Sichtschutzwände gegen Gaffer

Fast zwölf Stunden am Stück arbeiteten manche der ehrenamtlichen Feuerwehrleute an der Unfallstelle. Der Sprecher der Polizei Unterfranken lobte insgesamt die Zusammenarbeit. Die Spritzaktion sei eine Ausnahme gewesen, die er zuvor in seiner Laufbahn auch noch nie erlebt habe. Grundsätzlich funktioniere die Arbeitsteilung, betonte auch der GdP-Sprecher. "Polizei, Rettungskräfte und Feuerwehr haben an der Unfallstelle ja das gleiche Ziel: Menschenleben retten." Und sie alle leiden unter den Schaulustigen, die den Verkehr behindern oder mit ihrem Verhalten sogar weitere Unfälle provozieren.

Die Politik hat bereits darauf reagiert: Seit vergangenem Mai gilt es als Straftat, bei Unglücksfällen vorsätzlich Einsatzkräfte zu behindern, die Hilfe leisten wollen. Darauf stehen nun Geldstrafen oder bis zu ein Jahr Haft. Seit rund drei Monaten testet die Polizei in Bayern zusätzlich spezielle Sichtschutzwände, die Unfallstellen vor neugierigen Blicken abschirmen sollen. Die Konstruktionen sind allerdings bislang nur auf der A6 und A9 im Einsatz, wie ein Sprecher des bayerischen Innenministeriums mitteilte.

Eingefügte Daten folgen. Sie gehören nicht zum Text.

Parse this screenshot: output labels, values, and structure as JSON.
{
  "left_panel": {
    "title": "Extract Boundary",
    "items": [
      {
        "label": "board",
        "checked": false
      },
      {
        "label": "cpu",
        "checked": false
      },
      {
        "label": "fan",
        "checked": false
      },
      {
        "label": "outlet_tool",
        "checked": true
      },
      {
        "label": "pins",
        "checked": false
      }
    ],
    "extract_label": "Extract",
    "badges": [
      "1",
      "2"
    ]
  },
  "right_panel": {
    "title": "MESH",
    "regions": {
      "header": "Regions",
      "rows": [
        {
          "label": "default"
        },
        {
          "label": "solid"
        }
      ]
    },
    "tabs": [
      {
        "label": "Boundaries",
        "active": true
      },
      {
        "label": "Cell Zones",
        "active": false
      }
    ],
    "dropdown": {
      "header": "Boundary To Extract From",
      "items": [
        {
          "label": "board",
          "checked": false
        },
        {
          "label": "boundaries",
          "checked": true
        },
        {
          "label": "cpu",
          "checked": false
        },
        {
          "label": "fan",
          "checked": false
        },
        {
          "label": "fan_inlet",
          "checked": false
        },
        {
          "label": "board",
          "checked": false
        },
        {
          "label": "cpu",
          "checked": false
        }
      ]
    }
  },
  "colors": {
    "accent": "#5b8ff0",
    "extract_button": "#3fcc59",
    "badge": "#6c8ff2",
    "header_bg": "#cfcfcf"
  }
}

Polizeigewerkschaft fordert Umdenken

Einsatzleiter Hofmann hat nach dem Vorfall das Gespräch mit seinem Feuerwehrmann gesucht. "Solche Aktionen dürfen auf keinen Fall Schule machen", sagte er - auch wenn dieser Fall bei Kollegen und in der Bevölkerung durchaus auf Sympathie traf. Hofmann stellte klar, es sei zwar menschlich nachvollziehbar, gegen Gaffer einschreiten zu wollen, aber "die gehen uns eigentlich nichts an". Von mehr als zehn Lastwagenfahrern hatten Polizeibeamte schon während der Unfallarbeiten die Personalien aufgenommen.

Im Anschluss wurden noch Videoaufnahmen gesichtet, um weitere mutmaßliche Täter zu überführen, erklärte der Sprecher. "Um alle direkt anzuhalten, haben wir nicht genug Leute." Auch die GdP beklagte, dass Gaffer die Beamten zunehmend von ihrer eigentlichen Arbeit an Unfallstellen abhielten. Dass die Vergehen nun stärker geahndet werden, sei nicht nur ein gutes Mittel zur Abschreckung, sondern ein wichtiges Zeichen. Denn nötig sei vor allem ein Umdenken in der Gesellschaft.